Hold this in the offseason

This year’s exhibition was held for the simple reason that NBC had an open network TV window with IndyCar’s loss of Texas on its regular season calendar. With a need to hold a preseason open test, this trip served that purpose and tacked on a pseudo racing product at the end.

But moving forward, when you have a full year to plan for this, IndyCar has to make this a true exhibition event. Tie it to a test weekend if you want, but don’t muddy up your regular season with a non-points event. At the same time, don’t saddle teams with crash damage – both the bill and the work – during what will prove to be an intense few weeks for testing, even if we don’t have a race for a month.

The pack races down the main straight and into turn seven during the first heat race of the $1 Million Challenge at The Thermal Club in Thermal, Calif., Sunday, March 24, 2024.

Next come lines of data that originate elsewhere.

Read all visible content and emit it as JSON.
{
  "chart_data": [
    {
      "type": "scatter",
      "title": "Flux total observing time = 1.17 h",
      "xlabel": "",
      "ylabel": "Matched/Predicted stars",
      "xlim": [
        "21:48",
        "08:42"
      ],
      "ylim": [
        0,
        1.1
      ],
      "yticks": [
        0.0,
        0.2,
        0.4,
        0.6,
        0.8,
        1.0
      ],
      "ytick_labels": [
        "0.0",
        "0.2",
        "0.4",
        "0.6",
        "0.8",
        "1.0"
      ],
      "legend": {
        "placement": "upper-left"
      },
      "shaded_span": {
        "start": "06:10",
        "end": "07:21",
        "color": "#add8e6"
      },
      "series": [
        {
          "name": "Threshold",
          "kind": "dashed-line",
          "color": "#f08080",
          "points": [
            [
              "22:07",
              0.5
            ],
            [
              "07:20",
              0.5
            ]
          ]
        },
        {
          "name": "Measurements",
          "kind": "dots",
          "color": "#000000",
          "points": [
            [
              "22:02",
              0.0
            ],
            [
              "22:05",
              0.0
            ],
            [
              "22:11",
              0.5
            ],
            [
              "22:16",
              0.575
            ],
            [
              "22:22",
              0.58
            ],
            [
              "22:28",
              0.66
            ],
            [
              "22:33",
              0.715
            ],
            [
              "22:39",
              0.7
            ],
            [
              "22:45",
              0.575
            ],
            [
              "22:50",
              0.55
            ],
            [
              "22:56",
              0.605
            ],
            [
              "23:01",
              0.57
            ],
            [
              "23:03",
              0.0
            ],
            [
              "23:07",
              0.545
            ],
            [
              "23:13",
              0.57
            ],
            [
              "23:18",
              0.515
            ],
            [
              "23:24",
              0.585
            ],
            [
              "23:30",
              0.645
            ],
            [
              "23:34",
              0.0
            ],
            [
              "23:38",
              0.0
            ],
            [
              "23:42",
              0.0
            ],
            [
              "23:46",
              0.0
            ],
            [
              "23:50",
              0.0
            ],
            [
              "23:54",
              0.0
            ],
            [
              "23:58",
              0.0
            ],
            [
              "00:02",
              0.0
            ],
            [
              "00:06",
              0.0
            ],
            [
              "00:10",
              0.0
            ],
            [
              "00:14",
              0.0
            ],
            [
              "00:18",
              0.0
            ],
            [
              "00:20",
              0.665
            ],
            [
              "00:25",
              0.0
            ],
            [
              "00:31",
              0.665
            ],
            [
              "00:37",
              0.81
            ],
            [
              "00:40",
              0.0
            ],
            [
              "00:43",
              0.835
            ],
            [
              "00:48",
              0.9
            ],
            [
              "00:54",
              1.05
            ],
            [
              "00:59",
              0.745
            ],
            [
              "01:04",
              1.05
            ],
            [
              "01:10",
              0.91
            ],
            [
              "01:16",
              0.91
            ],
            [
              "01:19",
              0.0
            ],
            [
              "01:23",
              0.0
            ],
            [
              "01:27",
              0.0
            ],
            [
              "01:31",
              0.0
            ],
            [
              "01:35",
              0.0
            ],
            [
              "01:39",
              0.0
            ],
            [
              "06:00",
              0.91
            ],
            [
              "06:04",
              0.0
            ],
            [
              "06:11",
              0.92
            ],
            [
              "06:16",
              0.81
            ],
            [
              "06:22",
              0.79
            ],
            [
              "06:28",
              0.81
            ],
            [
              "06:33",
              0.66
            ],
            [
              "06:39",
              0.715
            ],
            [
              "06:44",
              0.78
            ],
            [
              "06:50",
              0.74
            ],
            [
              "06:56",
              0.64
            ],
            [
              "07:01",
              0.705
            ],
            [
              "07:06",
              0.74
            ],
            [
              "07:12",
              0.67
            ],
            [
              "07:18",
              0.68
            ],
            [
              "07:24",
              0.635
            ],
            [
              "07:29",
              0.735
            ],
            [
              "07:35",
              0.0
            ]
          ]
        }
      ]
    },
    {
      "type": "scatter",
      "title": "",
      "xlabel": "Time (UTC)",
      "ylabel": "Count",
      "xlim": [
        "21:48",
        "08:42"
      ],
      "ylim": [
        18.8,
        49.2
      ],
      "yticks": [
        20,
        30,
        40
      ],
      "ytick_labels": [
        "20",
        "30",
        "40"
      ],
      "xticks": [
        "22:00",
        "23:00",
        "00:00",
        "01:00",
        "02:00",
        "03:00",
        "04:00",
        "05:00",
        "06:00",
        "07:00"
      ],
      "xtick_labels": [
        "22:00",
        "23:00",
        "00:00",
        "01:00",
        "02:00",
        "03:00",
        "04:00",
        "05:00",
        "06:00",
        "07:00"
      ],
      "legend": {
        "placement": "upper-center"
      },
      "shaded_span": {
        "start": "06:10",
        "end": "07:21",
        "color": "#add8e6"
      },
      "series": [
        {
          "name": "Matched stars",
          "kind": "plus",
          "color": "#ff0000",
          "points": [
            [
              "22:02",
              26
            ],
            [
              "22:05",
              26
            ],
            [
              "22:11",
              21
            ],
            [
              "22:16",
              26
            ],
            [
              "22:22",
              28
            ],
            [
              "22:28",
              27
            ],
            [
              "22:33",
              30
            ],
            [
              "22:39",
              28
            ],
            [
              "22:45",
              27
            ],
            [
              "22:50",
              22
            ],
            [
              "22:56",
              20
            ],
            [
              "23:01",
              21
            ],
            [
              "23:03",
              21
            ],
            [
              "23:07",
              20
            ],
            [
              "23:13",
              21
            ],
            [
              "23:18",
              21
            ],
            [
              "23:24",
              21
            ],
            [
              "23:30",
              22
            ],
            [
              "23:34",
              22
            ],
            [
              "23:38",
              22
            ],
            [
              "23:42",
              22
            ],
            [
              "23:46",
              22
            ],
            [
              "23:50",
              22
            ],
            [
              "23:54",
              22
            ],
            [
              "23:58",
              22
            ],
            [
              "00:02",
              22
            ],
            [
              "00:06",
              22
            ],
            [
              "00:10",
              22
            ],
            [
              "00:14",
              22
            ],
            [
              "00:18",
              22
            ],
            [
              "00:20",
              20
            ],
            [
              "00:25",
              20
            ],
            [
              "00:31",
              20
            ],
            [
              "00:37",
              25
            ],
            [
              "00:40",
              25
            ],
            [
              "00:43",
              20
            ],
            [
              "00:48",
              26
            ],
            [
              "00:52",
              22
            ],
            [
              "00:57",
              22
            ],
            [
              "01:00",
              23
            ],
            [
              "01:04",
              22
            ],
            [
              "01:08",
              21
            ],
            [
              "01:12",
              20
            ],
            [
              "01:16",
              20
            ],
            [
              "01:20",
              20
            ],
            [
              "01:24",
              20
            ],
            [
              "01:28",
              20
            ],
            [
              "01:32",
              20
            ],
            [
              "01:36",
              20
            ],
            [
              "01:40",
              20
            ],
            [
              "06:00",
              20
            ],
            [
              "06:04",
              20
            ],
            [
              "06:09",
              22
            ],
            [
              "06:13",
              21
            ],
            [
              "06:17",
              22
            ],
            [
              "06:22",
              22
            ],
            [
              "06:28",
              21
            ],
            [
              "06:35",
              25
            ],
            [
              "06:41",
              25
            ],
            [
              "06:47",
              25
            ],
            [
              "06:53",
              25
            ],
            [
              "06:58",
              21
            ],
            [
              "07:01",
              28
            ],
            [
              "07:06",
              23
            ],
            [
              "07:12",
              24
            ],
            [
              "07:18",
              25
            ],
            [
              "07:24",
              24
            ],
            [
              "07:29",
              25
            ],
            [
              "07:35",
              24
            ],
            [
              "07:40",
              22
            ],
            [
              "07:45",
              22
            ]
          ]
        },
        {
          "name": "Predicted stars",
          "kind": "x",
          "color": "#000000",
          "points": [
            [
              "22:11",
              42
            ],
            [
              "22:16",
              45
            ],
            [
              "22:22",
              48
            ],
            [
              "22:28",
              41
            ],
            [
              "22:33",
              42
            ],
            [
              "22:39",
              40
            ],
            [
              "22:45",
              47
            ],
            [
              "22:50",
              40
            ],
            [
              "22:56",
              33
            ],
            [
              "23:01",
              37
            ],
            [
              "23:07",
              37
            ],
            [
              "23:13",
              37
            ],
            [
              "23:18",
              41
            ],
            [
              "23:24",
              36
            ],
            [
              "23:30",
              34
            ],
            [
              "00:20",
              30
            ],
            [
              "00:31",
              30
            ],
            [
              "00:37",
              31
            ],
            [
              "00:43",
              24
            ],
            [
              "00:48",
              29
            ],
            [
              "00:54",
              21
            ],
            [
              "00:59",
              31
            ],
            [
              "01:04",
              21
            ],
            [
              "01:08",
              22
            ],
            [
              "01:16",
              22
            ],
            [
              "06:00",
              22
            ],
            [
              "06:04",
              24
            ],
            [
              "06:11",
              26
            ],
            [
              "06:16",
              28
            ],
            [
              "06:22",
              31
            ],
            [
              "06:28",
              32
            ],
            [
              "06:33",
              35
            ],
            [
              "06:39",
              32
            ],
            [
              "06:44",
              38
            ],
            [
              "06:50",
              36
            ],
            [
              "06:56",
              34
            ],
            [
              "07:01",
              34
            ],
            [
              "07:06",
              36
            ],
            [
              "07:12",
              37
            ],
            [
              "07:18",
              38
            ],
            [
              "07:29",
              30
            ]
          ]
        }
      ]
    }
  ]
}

Hold some version of a full-field race

Though it wasn’t built to host 27 professional race car drivers – shown by what is thought by some to be a dangerously short pitlane and a tight track at times – why not just run a full-field race, or some version of one? Put points on the line, or don’t. Put loads of money on the line, or don’t. Get weird with push-to-pass allowances, or stages and pre-determined cautions, or something else, but why bring the entire field across the country for a race weekend and not let them all race?

Though some drivers and teams appreciate the experiment and the attempt to try something new, what they want most is to do what they love when they’re at the track, and that’s being set loose to race.

And if it’s not at the private community just outside Palm Springs, how about at an oval – whether it be a gimmick-y weekend like the one we just had, or just your normal oval race.

What if it was at a 1.5-mile oval? Maybe one IndyCar has raced at recently, and one that not long ago hosted one of its best races in years? Say, just outside the Dallas-Fort Worth?